Дядя Шмуле, который вынужден был срочно переквалифицироваться из сотрудников министерства госбезопасности в брючника, но все еще, по его выражению, держал руку на пульсе всех событий, все чаще и чаще сообщал родне о дурных для евреев знаках. Во-первых, полковник Васильев перестал здороваться не только с ним, бывшим сослуживцем, но и со всеми другими евреями во дворе, а ведь раньше, как чучело на ветру, все-таки слегка наклонял голову… Во-вторых, в Москве почему-то закрыли еврейский театр и арестовали еврейских писателей. И еще, и еще, и еще…

— Ваш сынок тоже может, не приведи Господь, поплатиться за свои стишки и попасть в кутузку, — с опаской процедил Йосл-Везунчик. — Нормальный еврей стремится стать вторым Ротшильдом или Хейфецом, но что-то я не слышал, чтобы еврею позарез хотелось стать русским писателем.

— Что поделаешь, евреям хочется всего, — взгрустнула мама, решительно недовольная пристрастием сына к бумагомаранию в рифмах.

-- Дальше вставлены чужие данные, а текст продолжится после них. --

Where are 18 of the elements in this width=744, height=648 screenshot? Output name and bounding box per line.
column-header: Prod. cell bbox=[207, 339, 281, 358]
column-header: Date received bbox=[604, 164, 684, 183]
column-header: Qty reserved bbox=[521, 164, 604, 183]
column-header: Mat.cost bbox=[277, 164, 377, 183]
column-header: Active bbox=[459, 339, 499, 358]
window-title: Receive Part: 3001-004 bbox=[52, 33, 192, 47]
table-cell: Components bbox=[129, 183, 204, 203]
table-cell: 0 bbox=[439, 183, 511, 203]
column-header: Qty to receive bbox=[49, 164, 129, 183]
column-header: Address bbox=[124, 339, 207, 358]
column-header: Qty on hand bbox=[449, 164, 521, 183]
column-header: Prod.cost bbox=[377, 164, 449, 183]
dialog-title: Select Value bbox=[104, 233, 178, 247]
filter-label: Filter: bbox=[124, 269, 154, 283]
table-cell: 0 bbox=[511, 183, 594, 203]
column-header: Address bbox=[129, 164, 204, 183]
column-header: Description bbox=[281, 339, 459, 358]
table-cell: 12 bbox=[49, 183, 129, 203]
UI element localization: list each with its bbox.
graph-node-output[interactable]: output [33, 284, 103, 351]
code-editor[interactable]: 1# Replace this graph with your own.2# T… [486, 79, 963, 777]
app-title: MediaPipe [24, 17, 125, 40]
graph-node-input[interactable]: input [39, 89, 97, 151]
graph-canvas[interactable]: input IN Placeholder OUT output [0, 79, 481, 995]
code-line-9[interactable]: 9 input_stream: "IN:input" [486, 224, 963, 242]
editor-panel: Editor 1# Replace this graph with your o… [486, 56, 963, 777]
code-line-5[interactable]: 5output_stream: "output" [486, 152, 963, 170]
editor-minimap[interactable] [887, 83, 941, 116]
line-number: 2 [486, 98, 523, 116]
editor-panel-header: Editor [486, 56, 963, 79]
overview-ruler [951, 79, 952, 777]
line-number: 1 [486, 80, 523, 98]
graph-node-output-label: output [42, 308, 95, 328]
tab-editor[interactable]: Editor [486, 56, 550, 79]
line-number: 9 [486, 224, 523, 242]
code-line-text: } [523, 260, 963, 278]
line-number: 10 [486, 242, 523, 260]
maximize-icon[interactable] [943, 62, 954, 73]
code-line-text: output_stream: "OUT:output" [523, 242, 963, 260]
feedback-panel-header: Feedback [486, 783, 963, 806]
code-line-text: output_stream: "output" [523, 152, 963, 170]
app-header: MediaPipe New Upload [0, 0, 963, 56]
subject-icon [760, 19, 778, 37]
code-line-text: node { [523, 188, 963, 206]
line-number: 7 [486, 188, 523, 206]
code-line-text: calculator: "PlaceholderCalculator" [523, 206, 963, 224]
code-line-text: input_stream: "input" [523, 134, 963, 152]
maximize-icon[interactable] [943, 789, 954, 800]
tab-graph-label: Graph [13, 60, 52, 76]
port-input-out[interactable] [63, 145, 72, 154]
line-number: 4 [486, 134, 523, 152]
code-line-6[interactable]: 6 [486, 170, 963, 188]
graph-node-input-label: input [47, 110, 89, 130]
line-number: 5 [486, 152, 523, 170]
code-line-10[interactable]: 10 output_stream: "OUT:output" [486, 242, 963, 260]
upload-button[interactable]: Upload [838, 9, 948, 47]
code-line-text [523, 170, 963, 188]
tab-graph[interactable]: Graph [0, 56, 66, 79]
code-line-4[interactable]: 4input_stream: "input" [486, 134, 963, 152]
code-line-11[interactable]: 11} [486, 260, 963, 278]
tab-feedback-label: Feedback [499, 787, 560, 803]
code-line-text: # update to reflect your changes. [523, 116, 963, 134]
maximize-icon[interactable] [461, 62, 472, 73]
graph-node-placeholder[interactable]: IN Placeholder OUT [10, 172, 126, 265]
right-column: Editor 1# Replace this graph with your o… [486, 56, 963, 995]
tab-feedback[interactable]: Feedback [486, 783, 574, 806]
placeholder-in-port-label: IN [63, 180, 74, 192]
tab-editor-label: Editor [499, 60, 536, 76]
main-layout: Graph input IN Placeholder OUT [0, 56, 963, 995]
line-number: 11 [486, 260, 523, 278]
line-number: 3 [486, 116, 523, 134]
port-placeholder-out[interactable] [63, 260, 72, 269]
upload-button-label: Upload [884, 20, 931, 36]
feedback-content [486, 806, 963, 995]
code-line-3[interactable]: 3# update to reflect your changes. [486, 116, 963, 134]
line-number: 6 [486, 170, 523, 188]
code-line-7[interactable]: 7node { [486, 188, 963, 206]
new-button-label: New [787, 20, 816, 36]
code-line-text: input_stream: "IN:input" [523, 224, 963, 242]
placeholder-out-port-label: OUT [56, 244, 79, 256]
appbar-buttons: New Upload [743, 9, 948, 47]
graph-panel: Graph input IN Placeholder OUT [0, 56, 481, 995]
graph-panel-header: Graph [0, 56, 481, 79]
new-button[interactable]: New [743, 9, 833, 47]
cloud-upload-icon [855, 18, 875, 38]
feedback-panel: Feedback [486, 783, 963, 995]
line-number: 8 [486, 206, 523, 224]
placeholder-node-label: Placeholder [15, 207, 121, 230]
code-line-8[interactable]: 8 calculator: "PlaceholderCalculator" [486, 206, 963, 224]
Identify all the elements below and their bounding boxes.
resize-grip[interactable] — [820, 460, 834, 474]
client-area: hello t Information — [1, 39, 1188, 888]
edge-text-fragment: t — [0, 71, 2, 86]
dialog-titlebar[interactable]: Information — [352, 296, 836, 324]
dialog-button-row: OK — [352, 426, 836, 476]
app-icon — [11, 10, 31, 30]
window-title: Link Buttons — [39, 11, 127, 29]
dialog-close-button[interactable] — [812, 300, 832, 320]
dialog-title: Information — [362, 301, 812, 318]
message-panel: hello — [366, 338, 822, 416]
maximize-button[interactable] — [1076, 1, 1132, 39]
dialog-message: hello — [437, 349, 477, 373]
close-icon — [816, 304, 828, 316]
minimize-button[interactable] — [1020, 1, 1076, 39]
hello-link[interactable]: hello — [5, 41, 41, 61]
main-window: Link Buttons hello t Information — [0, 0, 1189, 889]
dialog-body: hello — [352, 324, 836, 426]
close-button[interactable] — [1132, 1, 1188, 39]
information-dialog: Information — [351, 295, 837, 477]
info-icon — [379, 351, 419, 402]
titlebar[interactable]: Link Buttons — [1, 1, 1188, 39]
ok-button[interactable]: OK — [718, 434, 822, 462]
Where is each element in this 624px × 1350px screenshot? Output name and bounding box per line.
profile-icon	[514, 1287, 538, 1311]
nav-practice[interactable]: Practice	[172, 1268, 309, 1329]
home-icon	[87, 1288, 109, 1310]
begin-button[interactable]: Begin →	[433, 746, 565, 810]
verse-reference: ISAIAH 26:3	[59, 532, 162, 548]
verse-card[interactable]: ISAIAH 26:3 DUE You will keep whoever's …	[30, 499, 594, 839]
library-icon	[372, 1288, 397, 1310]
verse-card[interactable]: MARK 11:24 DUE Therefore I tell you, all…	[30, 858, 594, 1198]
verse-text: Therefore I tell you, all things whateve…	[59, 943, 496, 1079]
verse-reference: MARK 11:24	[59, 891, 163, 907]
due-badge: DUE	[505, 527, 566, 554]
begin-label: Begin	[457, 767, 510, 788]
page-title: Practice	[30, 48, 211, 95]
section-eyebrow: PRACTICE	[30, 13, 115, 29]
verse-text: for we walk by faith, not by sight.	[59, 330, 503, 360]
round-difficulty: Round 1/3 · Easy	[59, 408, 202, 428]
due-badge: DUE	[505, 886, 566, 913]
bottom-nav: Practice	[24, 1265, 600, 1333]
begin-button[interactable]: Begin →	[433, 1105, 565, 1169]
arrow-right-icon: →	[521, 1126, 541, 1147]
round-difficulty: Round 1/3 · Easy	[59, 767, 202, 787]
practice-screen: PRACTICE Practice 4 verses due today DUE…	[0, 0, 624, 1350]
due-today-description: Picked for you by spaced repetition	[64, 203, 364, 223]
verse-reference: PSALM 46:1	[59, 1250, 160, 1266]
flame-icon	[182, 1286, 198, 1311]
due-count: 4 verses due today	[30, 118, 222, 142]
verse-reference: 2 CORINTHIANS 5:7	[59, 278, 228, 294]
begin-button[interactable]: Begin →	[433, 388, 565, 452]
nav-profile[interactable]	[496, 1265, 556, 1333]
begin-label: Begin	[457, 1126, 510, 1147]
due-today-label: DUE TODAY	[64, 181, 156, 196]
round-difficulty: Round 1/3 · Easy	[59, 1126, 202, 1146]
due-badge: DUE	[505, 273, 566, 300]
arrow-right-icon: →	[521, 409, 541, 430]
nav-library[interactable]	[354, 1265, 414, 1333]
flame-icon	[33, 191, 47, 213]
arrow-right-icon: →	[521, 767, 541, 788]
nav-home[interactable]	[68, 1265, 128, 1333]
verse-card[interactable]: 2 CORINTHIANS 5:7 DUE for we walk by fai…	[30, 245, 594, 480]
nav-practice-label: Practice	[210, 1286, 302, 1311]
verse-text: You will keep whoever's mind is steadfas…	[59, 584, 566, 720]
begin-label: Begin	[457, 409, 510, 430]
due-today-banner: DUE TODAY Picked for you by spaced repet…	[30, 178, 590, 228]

— Так-то оно так. По-моему, братья-евреи вполне могут обойтись одним графом Толстым. Я вашему стихотворцу, Хене, посоветовал бы стать адвокатом. Ведь если евреи в чем-то везде и всюду нуждаются, так это не в русских стихотворцах и романистах, а в защитниках.

— Золотые слова, — вздохнула мама. — Но разве наш сын нас послушает?

— Для моих Довида и Ицика слово отца было законом, — сказал Йосл-Везунчик.

К счастью, в нашем дворе никого не арестовали, и грозившая евреям беда прошла стороной, не задев никого из нас.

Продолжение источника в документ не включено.